Narges Mohammadi wusste, dass die Behörden nach einem Vorwand suchen, um sie möglich schnell wieder hinter Gitter zu bringen. Im Oktober 2020 war die Aktivistin freigelassen worden, nachdem sie wegen ihres friedlichen Einsatzes für die Menschenrechte im Iran fünfeinhalb Jahre im Gefängnis gesessen hatte. "Ich werde weitermachen und lasse mich nicht einschüchtern", hatte Mohammadi im September in einem Gespräch mit der DW gesagt. 

Nach ihrer Freilassung schrieb sie ein Buch und produzierte einen Dokumentarfilm über die psychische Folter politischer Gefangener in der Isolationshaft, auf der Grundlage von Zeugnissen Betroffener. Im Mai 2021 kam die Reaktion: Mohammadi wurde unter anderem wegen "Verbreitung von Propaganda gegen den Staat" zu zweieinhalb Jahren Haft verurteilt. Sie blieb aber zunächst auf freiem Fuß. "Narges Mohammadi befindet sich inzwischen seit 50 Tagen in Isolationshaft", sagte ihr Ehemann Taghi Rahmani am Dienstag im Gespräch mit der DW. "Mit mir und unseren Kindern darf sie nicht reden. Sie durfte nur zweimal mit ihrem Bruder telefonieren, jeweils für drei Minuten. Wir sind sehr besorgt um ihre Gesundheit."

"Wie lange kann Narges Mohammadi noch durchhalten?"

Taghi Rahmani lebt als Schriftsteller und politischer Journalist im Pariser Exil. 2012 hatte er den Iran illegal verlassen. Seine Frau wollte ihn nicht ins Exil begleiten. Sie entschied sich dafür, weiterhin im Iran gegen Willkürjustiz, für Meinungsfreiheit und für ein unabhängiges Justizwesen zu kämpfen. Mohammadi ist vor allem wegen ihres Einsatzes für die Abschaffung der Todesstrafe bekannt und ist Vizepräsidentin des iranischen Zentrums der Menschenrechtsverteidiger.

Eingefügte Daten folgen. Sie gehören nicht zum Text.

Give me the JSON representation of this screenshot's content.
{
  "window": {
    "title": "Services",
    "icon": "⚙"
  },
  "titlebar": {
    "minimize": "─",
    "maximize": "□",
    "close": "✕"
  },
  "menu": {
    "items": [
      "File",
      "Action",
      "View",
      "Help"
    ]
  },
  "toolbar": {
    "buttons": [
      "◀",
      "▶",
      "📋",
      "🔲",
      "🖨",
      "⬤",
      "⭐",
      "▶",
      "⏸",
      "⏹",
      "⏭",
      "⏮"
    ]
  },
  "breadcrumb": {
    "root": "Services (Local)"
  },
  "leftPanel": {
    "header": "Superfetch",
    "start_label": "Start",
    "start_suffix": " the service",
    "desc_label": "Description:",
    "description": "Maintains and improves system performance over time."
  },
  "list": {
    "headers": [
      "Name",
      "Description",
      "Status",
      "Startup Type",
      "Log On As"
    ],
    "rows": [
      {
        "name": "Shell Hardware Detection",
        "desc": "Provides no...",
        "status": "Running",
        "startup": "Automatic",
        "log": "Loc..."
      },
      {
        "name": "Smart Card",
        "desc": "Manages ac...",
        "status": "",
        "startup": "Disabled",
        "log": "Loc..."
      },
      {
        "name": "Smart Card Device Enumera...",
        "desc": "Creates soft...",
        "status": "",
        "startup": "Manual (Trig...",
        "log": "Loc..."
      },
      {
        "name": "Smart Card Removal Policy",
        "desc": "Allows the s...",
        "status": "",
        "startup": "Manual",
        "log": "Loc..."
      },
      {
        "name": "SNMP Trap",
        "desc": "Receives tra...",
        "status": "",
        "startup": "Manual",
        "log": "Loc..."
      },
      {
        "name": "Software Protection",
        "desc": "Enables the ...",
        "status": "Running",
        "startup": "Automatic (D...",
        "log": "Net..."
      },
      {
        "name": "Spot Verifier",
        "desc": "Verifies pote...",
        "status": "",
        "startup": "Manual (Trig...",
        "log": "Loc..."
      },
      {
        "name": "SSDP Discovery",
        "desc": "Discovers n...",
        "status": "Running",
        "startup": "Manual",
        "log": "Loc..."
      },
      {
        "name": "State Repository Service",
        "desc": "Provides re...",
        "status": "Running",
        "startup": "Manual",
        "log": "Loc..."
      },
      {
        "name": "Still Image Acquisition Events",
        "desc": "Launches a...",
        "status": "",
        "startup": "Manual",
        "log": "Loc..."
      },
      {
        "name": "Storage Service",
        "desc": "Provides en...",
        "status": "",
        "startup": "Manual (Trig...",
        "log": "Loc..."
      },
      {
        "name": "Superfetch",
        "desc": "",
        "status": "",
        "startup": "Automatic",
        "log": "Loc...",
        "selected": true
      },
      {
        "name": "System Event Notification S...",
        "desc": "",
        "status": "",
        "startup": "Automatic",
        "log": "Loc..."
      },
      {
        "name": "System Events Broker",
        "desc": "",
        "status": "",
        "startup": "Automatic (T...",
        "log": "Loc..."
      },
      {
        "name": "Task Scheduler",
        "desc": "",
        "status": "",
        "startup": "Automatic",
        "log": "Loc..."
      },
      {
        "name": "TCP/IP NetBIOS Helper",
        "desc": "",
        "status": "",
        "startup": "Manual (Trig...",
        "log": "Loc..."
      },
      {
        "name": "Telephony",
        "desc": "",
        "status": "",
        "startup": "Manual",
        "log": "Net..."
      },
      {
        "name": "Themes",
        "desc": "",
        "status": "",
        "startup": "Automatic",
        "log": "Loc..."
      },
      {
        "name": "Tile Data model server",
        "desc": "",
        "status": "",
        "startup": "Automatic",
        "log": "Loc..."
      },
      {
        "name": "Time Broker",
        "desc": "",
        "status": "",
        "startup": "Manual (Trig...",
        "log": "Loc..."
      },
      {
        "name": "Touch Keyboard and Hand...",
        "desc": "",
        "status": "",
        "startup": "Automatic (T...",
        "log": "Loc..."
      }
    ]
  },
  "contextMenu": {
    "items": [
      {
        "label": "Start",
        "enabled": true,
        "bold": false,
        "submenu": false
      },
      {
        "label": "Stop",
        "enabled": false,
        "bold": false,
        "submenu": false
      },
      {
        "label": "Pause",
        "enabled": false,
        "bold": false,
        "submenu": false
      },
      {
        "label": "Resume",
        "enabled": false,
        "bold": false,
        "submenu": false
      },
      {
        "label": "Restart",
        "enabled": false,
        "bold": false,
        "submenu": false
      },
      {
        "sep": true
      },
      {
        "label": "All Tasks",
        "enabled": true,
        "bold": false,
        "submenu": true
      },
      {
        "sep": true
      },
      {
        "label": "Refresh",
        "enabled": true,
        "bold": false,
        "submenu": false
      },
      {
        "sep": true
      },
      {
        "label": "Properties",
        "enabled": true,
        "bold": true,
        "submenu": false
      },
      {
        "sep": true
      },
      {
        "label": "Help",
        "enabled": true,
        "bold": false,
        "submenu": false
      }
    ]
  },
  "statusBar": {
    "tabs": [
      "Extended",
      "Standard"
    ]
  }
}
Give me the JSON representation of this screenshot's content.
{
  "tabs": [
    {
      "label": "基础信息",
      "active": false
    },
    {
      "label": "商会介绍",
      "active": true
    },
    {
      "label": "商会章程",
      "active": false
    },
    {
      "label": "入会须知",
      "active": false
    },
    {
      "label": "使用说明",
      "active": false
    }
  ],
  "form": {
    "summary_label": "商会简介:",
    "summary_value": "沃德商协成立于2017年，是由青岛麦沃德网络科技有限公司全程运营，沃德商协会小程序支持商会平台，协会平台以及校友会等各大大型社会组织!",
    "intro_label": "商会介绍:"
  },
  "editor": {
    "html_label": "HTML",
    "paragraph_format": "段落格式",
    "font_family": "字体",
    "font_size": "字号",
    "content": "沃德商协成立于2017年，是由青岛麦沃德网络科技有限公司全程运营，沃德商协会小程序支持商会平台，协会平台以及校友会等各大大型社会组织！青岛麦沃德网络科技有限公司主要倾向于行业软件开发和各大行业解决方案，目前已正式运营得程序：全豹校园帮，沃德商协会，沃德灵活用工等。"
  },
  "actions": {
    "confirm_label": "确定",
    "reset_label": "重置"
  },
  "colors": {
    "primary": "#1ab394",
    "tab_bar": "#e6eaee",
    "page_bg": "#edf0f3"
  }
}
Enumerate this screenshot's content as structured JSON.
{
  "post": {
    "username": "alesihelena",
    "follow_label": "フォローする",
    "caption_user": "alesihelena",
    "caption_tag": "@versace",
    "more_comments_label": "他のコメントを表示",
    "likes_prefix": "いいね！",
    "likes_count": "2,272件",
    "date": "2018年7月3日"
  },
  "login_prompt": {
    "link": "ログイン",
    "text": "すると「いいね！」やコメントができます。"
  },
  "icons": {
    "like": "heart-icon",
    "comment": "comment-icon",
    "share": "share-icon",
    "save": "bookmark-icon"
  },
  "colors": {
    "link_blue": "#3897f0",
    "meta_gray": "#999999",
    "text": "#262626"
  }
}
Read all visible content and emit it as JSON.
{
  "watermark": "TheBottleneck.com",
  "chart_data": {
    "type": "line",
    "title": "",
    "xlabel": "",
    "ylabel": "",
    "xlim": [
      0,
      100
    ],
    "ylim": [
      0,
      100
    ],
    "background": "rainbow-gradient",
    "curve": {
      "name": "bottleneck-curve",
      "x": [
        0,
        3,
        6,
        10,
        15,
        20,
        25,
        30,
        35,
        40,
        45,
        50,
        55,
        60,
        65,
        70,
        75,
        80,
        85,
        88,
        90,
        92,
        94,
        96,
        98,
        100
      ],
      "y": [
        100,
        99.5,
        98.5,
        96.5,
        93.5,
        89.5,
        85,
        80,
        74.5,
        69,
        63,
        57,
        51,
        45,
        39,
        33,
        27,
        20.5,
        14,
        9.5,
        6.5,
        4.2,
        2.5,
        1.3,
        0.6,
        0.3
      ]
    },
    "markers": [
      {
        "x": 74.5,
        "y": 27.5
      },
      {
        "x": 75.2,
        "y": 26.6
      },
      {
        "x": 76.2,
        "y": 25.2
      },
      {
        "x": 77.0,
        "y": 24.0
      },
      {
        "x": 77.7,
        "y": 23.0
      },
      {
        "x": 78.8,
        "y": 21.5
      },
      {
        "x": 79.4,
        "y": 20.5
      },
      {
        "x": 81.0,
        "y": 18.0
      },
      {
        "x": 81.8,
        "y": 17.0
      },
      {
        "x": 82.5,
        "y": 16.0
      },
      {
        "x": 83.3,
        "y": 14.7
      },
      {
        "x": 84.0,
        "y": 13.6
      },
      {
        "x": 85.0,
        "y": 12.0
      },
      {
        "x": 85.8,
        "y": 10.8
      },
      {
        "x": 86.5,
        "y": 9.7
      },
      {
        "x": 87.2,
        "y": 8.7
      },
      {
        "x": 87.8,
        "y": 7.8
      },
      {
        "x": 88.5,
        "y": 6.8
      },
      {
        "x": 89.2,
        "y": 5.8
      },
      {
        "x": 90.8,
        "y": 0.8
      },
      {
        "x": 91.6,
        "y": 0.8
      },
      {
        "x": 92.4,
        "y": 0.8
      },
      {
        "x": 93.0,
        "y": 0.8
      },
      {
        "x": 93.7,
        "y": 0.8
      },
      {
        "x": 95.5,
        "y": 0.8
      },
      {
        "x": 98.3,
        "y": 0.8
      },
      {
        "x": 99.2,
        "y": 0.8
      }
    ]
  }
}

2015 wurde sie verhaftet und wegen "Gründung einer illegalen Organisation" zu 16 Jahren Gefängnis verurteilt. Ihre inzwischen 17-jährigen Zwillinge Ali und Kia schickte sie zu ihrem Vater und hat sie seitdem nicht mehr getroffen. In der Haft bekam sie nur selten die Erlaubnis, mit ihnen zu telefonieren.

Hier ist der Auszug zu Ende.